Do we really need a panel of experts to tell us this stuff?

Probably yes.

Saturday, May 8, 2010

Ocean blues


Sometimes when you're in a bad mood, hearing about bad things can actually help. I found this to be the case while listening to Dr. Jeremy Jackson describe the degredation of the world's oceans. His lecture is truly global, as is his expertise in the field of marine research, and his quirky pessimism about the environment's future. I think this man might deserve to be cannonized, or whatever is done to show respect for really important people.

Sunday, May 2, 2010

Better Incarceration


Norway recently completed a 252 million dollar prison, Halden Fengsel, arguably the most humane prison in the world.

It has no barbed wire or guns. Cells are grouped and share communal kitchens with steel countertops, sofas and coffee tables.

Inmates receive an education, including cooking classes and music lessons.

The architecture is designed to soothe feelings of isolation and ostracization, instead of merely confine and prevent escape.

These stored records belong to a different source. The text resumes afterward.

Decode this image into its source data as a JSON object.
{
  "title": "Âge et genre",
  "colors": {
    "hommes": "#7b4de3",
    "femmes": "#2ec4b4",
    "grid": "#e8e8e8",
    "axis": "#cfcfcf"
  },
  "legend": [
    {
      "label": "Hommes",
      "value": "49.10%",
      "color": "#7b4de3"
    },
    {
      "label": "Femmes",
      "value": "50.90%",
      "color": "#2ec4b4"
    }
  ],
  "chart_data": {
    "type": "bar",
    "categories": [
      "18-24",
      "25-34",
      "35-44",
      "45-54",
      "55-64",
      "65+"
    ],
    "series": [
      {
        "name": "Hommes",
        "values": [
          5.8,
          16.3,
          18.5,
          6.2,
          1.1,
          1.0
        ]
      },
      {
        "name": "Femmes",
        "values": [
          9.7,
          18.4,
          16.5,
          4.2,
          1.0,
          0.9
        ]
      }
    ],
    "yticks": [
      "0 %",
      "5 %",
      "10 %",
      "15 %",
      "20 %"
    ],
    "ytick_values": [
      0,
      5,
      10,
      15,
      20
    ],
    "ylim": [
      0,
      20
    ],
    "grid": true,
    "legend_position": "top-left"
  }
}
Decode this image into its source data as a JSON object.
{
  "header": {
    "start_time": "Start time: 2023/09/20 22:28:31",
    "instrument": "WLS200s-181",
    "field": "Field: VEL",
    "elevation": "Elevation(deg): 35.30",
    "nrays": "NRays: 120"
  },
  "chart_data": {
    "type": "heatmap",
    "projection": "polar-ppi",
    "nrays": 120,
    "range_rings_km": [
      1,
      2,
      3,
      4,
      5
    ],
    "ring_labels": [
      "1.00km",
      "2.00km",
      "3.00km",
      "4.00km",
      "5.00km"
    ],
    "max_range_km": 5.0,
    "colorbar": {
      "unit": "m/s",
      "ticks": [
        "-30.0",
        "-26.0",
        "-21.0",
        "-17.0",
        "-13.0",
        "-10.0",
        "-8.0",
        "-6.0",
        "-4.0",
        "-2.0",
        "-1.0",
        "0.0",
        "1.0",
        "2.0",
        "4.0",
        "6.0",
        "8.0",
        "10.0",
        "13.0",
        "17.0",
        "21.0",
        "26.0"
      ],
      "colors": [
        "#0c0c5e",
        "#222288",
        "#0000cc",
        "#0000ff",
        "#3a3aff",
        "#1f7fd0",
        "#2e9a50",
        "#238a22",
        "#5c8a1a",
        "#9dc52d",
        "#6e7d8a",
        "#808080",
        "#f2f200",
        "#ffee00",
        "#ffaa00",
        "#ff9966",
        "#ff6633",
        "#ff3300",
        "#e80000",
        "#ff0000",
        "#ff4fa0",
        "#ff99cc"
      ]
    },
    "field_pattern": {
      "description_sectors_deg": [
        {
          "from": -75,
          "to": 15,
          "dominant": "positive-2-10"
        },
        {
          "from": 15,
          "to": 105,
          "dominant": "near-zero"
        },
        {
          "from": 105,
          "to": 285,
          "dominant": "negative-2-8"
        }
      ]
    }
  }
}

The Guards consider prisoners to be their "pupils" and aspire to give prisoners "a meaningful life within these walls." To this end, guards share meals and play sports with prisoners. Furthermore, there is not a strict division of the sexes, some guards are women.

All of these details, explains one of the prison's architects, Hans Henrik Hoilund, is "to make the prison look as much like the outside world as possible" and to foster "a sense of family."

"When they arrive, many of them are in bad shape," says Are Hoidal, the prison's governor.

Noting that Halden houses drug dealers, murderers and rapists, among others, Governor Hoidal explains that the staff's primary purpose is rehabilitative not retributive; "We want to build them up, give them confidence through education and work and have them leave as better people."

Could such a prison really prevent crime? Consider that Norway incarcerates only 69 Norwegians per 100,000 while the United States incarcerates 752 Americans per 100,000.